Yesterday I watched the latest video from the Isaac Arthur Science and Futurism youtube channel on Colonizing Ceres.

I have been enjoying these videos recently which offer hard sci-fi without any (or very minimal) plot. They look at what would be possible in the future assuming known science and only expected improvements in technology.

There was one section that had me doubting what was being suggested:

[

Screenshot of video

Colonizing Cres

]clip

So they use fission and solar, and have big pipes running around the crater carrying steam off from the reactors and running back through when it condenses back to water. This helps warm the domes.

Sure, in the past we may have used steam as a heating device for habitable areas (whether a house, office or a factory) but I don't think that would be the most sensible thing to do today (or whenever we colonize ceres).

My prefered alternative would be to pass ALL the generated steam through a total condensing steam turbine to generate as much electricity as possible from the steam1. Then use the cooling water that was used to condense the steam as a hot water energy source and pump that around the crater to the various habitats. Once this water has done its job and heated the habitats, it can be reused in the condenser.

So why do I think this is a better option?

Safety: Stored energy

Steam is a compressed vapour. It wants to escape. If you get a leak, it will expand into the space around the leak point. Outside this is probably not too much of a concern (though you wouldn't want to be in the line of fire), but in a confined space this could be deadly. The escaping vapour would push out the oxygen from the environment leaving any victims only hot steam to breath.

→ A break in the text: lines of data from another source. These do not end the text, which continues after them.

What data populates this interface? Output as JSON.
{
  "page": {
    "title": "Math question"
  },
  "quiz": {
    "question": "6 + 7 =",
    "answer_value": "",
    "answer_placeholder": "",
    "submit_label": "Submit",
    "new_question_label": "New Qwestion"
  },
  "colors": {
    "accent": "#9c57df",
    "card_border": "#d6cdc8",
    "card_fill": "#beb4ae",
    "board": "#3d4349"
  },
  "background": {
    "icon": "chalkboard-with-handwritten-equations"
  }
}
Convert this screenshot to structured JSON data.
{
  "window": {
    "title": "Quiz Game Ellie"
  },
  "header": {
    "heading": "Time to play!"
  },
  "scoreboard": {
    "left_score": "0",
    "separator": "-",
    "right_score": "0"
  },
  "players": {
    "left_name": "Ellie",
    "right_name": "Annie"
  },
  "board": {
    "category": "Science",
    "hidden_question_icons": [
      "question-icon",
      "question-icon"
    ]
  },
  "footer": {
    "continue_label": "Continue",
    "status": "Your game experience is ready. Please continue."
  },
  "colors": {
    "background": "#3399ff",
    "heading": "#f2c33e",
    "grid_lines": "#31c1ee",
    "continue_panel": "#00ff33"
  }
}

Hot water on the other hand will just spray out, without any expansion.

Therefore you would want to minimise the number of areas exposed to a steam hazard (a boiler house and turbine room) rather than the whole site.

Safety: 2 Phase flow

When you transport steam vapour around in a pipework system, you will always get some condensation on the edges of the pipes due to heat loss. This water condensate must be removed from the vapour system or you risk steam hammer. This is when the condensate gets cooled, then disturbed and contacts with the steam. The cold water rapidly condenses more steam and the volume of that steam collapses to a tiny fraction of the original volume. This causes a low pressure region and accelerates the water into this region, which then needs to get stopped by some other pipework.

This can lead to damage and leaks from the system.

Two phase flows are also more abrasive and can erode the pipework faster. When the system is fully filled with water, there is no 2 phase flow problem to deal with.

There is a phenomenon known as water hammer however it is much easier to mitigate (slowly closing valves).

So again, you would want to minimise the amount of steam piping.

Heat Losses

This is simple enough. Heat losses are proportional to the temperature difference between the substance and the surroundings. The closer these two are together, the less of a driving force for the energy to escape.

If you pump water around at 80°C, it will lose less energy than pressurized steam at 150°C.

Another factor would be the size of the pipes. Water is much more dense than steam and so generally you use smaller pipes to transport it. This would be cheaper to construct and also would provide less surface area for steam to escape.

Final thoughts

So those were the things that sprung to mind when I saw the video. I look forward to having this discussion with the chief engineer designing the base one day.


  1. Though how you condense steam in ultra low gravity is an interesting problem itself.